The Studio Lead runs the loop below. If any item is missed for two consecutive cycles, the Studio is operating outside its own policy — that is a Studio-SEV-2 incident and goes to post-mortem. The loop is < 3 hours a month in aggregate.

Weekly (15 min)

  1. 1Password audit log — skim any unusual vault accesses in the last 7 days.
  2. Workspace login anomalies — review the Workspace admin “suspicious logins” report.
  3. Any outstanding Studio-SEV-2 or -3 from the prior week have an owner and a next action.

Monthly (45 min)

  1. Access review. Every Studio-shared vault and every active per-client vault: who has access, does it match current assignments.
  2. MDM compliance scan. Every device on a current OS, FileVault on, screen-lock under 5 min, MDM check-in within the last 7 days.
  3. Leaked-secret scan. Run gitleaks across every Studio and client repo pushed in the last 30 days.
  4. Expiring-secrets review. Any 1Password items with an expiry date within the next 30 days have a rotation plan.
  5. R-01 retention audit. Any per-client vault past Day 90 post-handoff has been destroyed; any laggards filed as SEV-2.
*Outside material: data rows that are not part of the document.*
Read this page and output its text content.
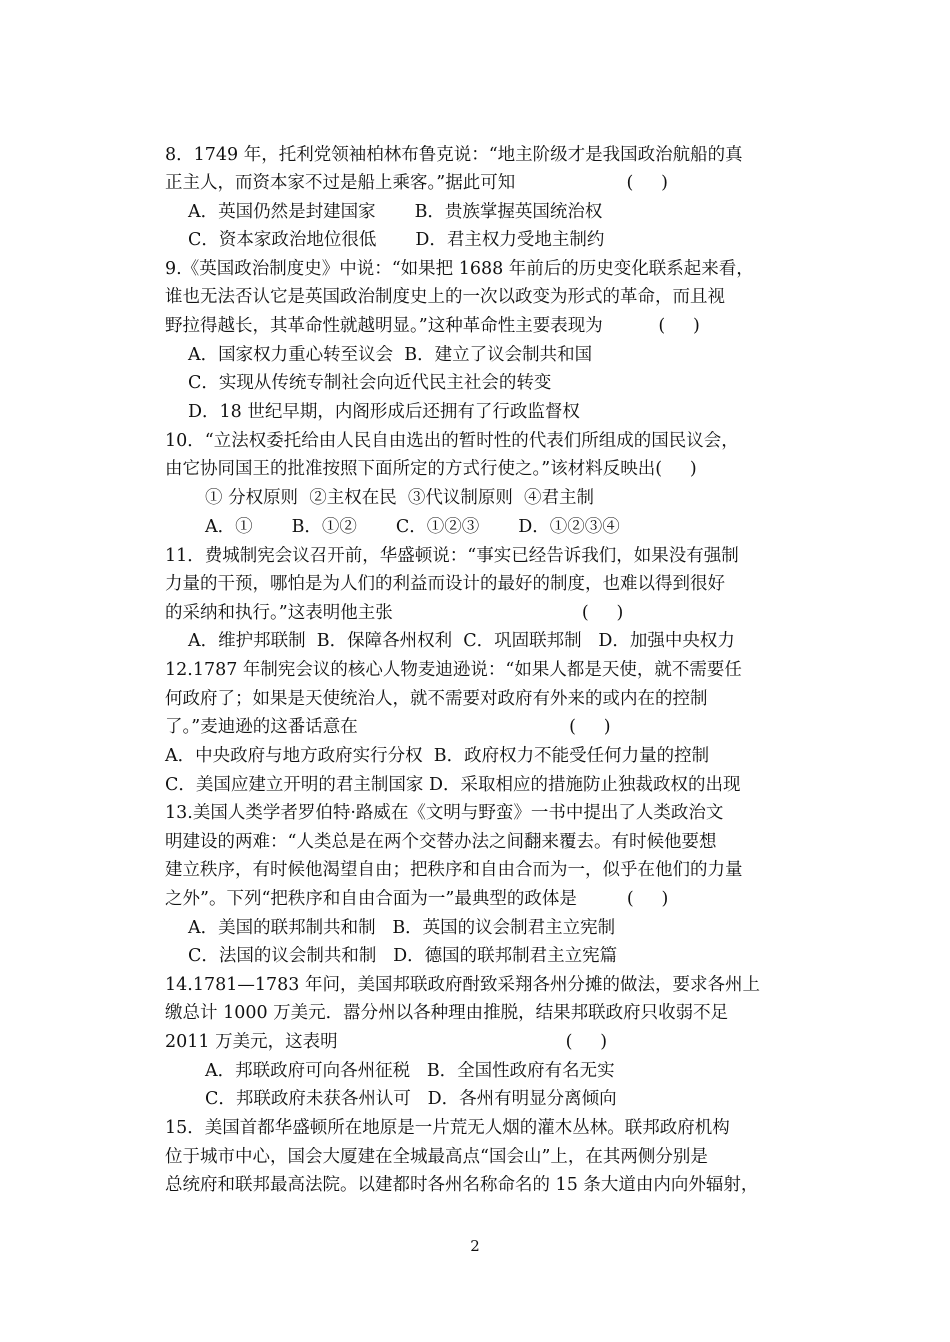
8．1749 年，托利党领袖柏林布鲁克说：“地主阶级才是我国政治航船的真
正主人，而资本家不过是船上乘客。”据此可知                    (     )
A．英国仍然是封建国家       B．贵族掌握英国统治权
C．资本家政治地位很低       D．君主权力受地主制约
9.《英国政治制度史》中说：“如果把 1688 年前后的历史变化联系起来看，
谁也无法否认它是英国政治制度史上的一次以政变为形式的革命，而且视
野拉得越长，其革命性就越明显。”这种革命性主要表现为          (     )
A．国家权力重心转至议会  B．建立了议会制共和国
C．实现从传统专制社会向近代民主社会的转变
D．18 世纪早期，内阁形成后还拥有了行政监督权
10．“立法权委托给由人民自由选出的暂时性的代表们所组成的国民议会，
由它协同国王的批准按照下面所定的方式行使之。”该材料反映出(     )
① 分权原则  ②主权在民  ③代议制原则  ④君主制
A．①       B．①②       C．①②③       D．①②③④
11．费城制宪会议召开前，华盛顿说：“事实已经告诉我们，如果没有强制
力量的干预，哪怕是为人们的利益而设计的最好的制度，也难以得到很好
的采纳和执行。”这表明他主张                                  (     )
A．维护邦联制  B．保障各州权利  C．巩固联邦制   D．加强中央权力
12.1787 年制宪会议的核心人物麦迪逊说：“如果人都是天使，就不需要任
何政府了；如果是天使统治人，就不需要对政府有外来的或内在的控制
了。”麦迪逊的这番话意在                                      (     )
A．中央政府与地方政府实行分权  B．政府权力不能受任何力量的控制
C．美国应建立开明的君主制国家 D．采取相应的措施防止独裁政权的出现
13.美国人类学者罗伯特·路威在《文明与野蛮》一书中提出了人类政治文
明建设的两难：“人类总是在两个交替办法之间翻来覆去。有时候他要想
建立秩序，有时候他渴望自由；把秩序和自由合而为一，似乎在他们的力量
之外”。下列“把秩序和自由合面为一”最典型的政体是         (     )
A．美国的联邦制共和制   B．英国的议会制君主立宪制
C．法国的议会制共和制   D．德国的联邦制君主立宪篇
14.1781—1783 年问，美国邦联政府酎致采翔各州分摊的做法，要求各州上
缴总计 1000 万美元．嚣分州以各种理由推脱，结果邦联政府只收弱不足
2011 万美元，这表明                                         (     )
A．邦联政府可向各州征税   B．全国性政府有名无实
C．邦联政府未获各州认可   D．各州有明显分离倾向
15．美国首都华盛顿所在地原是一片荒无人烟的灌木丛林。联邦政府机构
位于城市中心，国会大厦建在全城最高点“国会山”上，在其两侧分别是
总统府和联邦最高法院。以建都时各州名称命名的 15 条大道由内向外辐射，
2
Quarterly (90 min during Studio Review)

  1. Incident tabletop. Pick one §07 scenario; walk through it as a 30-minute drill. Time the ACK, note gaps.
  2. DR restore test. Coordinated with USO-ST-05 §07; confirm backup restore works.
  3. Vendor sub-processor review. Any new sub-processors added this quarter are disclosed in the DPA attachment.
  4. Access review (deep). Walk the monthly review with 90-day retention assumptions applied.
  5. Threat-model refresh. Re-read §02; does the list of realistic threats still match reality?

Annually (half day)

  1. Refresh this document top-to-bottom.
  2. Rotate the root credentials in /vault/studio regardless of rotation-window math.
  3. Re-issue hardware keys for anyone whose keys are > 3 years old.
  4. External review — commission a 1-day security audit from a retained consultant.
  5. Re-evaluate §08: are we ready to pursue SOC 2 Type I this year?

Per-engagement (on Gate 0 and Gate 4)

  1. Gate 0. Per-client vault created. Engagement team membership configured. DPA signed.
  2. Day 0 of care window. Credential list to Workflow Owner.
  3. Day 15. Client-side credentials handed back; local copies destroyed.
  4. Day 30. Studio-issued credentials on client infra removed.
  5. Day 90. Per-client vault destroyed; written attestation filed.
§ The loop is the posture
Security is not a state; it is a loop. Clients don’t trust the Studio because of a certificate on a wall — they trust us because the loop ran every month, even when nothing was on fire. That trust is the most valuable asset the Studio owns.